Dans le même temps, le Gouvernement a annoncé, le 20 septembre 2022, un deuxième plan vélo destiné à renforcer en particulier la sécurisation des infrastructures cyclables.

Une marge de progression importante

Les dernières statistiques montrent que 29% des collégiens et 19% des lycéens sont accompagnés par un adulte pour se rendre dans leur établissement. Le recours au vélo pour ces trajets pourrait être un moyen pour les jeunes de renforcer leur autonomie et de lutter contre la sédentarité (73% des jeunes de 11 à 17 ans n’atteignent pas 60 minutes d’activité physique quotidienne).

Plusieurs analyses constatent une pratique du vélo moins répandue chez les filles que chez les garçons à l'adolescence en raison, semble-t-il, d’une connotation trop sportive du vélo, de l’idée d’un manque de confort et d’ergonomie ou d’un plus fort sentiment d’insécurité. 

Hormis une "pratique genrée", l'étude identifie différents freins à l'usage du vélo pour les trajets scolaires, au-delà de la problématique de l'éloignement de l'établissement : 

  • un manque d’infrastructures adaptées dans les établissements scolaires (manque de places de stationnements pour les vélos) ;
  • une réticence des parents liée aux dangers sur la route et à un manque d’infrastructures sécurisées (voies cyclables) ; 
  • une carence en formation aux bonnes pratiques à vélo par des équipes pédagogiques ; 
  • un manque d'équipement personnel (près d’un Français sur deux, âgé de 15 ans ou plus, ne dispose pas de vélo personnel).

Des exemples en région et à l'étranger

Sur la base d’un questionnaire adressé aux départements et aux établissements, l’Ademe a évalué les mesures déployées par les acteurs publics locaux pour favoriser la pratique du vélo auprès des scolaires.

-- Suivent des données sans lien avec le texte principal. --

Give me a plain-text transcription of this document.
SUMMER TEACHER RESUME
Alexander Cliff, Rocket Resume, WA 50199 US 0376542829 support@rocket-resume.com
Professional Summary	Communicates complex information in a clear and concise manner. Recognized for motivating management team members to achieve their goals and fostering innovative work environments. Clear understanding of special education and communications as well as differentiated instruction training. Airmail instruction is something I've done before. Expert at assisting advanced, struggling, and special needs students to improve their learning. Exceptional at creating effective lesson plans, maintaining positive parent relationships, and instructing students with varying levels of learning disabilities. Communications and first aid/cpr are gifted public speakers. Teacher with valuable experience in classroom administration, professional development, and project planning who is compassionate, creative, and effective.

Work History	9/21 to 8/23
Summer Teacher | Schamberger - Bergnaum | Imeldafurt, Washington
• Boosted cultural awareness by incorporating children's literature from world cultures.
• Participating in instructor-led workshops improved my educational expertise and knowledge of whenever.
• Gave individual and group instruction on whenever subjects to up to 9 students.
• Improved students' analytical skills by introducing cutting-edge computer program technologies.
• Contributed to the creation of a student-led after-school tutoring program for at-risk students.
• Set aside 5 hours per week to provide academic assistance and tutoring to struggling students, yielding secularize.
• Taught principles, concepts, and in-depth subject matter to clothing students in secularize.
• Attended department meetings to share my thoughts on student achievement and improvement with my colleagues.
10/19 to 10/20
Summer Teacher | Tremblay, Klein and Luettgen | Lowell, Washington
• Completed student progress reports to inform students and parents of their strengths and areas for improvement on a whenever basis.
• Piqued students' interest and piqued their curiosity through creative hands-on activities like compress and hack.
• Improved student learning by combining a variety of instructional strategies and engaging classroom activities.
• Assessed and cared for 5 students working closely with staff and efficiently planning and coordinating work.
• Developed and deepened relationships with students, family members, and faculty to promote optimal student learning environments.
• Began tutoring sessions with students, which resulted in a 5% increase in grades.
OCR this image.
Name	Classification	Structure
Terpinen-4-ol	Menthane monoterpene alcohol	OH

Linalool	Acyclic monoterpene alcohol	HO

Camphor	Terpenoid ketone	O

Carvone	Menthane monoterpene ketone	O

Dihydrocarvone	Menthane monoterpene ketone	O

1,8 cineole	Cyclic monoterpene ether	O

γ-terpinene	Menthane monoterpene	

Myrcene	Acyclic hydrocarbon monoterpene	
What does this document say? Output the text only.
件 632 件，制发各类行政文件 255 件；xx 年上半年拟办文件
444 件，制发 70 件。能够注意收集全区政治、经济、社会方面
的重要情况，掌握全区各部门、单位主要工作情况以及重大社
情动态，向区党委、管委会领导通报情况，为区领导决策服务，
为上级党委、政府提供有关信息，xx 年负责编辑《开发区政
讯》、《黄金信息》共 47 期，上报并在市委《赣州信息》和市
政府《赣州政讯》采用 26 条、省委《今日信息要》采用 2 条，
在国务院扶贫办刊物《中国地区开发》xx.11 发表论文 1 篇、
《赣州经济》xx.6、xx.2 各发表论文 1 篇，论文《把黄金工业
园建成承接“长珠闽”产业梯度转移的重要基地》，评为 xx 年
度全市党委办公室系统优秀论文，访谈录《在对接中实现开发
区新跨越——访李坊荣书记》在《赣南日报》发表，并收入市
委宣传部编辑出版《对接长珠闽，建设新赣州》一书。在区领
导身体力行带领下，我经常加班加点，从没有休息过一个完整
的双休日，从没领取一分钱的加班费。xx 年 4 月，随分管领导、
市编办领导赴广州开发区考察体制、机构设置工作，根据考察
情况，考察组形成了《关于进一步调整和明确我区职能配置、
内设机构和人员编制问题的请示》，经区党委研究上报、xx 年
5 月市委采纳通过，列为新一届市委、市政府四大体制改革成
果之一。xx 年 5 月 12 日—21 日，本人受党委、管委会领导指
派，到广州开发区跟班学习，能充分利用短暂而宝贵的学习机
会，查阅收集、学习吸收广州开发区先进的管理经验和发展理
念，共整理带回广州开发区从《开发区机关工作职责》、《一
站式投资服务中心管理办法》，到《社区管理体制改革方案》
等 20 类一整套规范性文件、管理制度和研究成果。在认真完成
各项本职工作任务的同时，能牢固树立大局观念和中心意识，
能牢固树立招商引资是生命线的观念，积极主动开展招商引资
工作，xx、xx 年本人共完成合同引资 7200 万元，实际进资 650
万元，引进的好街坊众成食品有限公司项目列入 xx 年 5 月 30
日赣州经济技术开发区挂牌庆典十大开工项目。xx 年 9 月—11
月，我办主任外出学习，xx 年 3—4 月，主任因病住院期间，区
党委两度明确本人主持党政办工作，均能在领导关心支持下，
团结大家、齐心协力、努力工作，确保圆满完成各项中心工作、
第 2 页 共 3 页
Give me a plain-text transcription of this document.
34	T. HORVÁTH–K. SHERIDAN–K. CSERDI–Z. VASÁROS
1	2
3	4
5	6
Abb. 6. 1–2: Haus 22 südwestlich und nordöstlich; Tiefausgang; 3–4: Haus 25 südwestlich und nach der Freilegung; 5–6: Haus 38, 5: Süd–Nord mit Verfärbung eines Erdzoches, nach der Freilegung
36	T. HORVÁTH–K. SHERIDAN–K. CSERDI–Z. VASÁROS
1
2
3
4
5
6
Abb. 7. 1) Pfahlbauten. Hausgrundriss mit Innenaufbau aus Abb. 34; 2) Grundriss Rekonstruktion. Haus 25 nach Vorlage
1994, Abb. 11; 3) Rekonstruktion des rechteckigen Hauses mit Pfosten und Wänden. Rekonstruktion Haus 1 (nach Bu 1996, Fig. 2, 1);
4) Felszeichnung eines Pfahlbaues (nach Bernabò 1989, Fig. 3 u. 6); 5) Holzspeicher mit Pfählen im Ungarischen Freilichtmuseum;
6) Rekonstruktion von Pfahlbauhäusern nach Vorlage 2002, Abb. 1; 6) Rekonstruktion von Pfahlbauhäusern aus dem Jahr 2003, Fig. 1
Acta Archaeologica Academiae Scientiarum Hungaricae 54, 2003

Elle relève quelques exemples de "bonnes pratiques" (dans le département de la Gironde par exemple) qui se sont traduites par : 

  • le développement d’infrastructures sécurisantes sur les trajets vers les établissements ;
  • un travail de promotion de la pratique du vélo réalisé avec les établissements et les collectivités.

S'inspirant de ces exemples de terrain et des pays à l'étranger où la pratique quotidienne du vélo est plus répandue chez les jeunes (Allemagne, Danemark, Pays-Bas, Royaume-Uni, Suisse…), l'Ademe présente 21 recommandations axées autour de cinq thématiques : 

  • la sécurisation de l’accès cyclable et l’apaisement de la circulation aux abords des établissements scolaires ;
  • l’équipement des établissements en stationnements vélo, services vélo et l’équipement des élèves en vélo ;
  • l’apprentissage et la sensibilisation à la pratique cyclable auprès des élèves du secondaire, entre autres à travers les programmes scolaires ;
  • l’élaboration de documents cadres du niveau national au local ;
  • la communication sur le vélo en s’appuyant, notamment, sur les grands événements nationaux et les réseaux sociaux.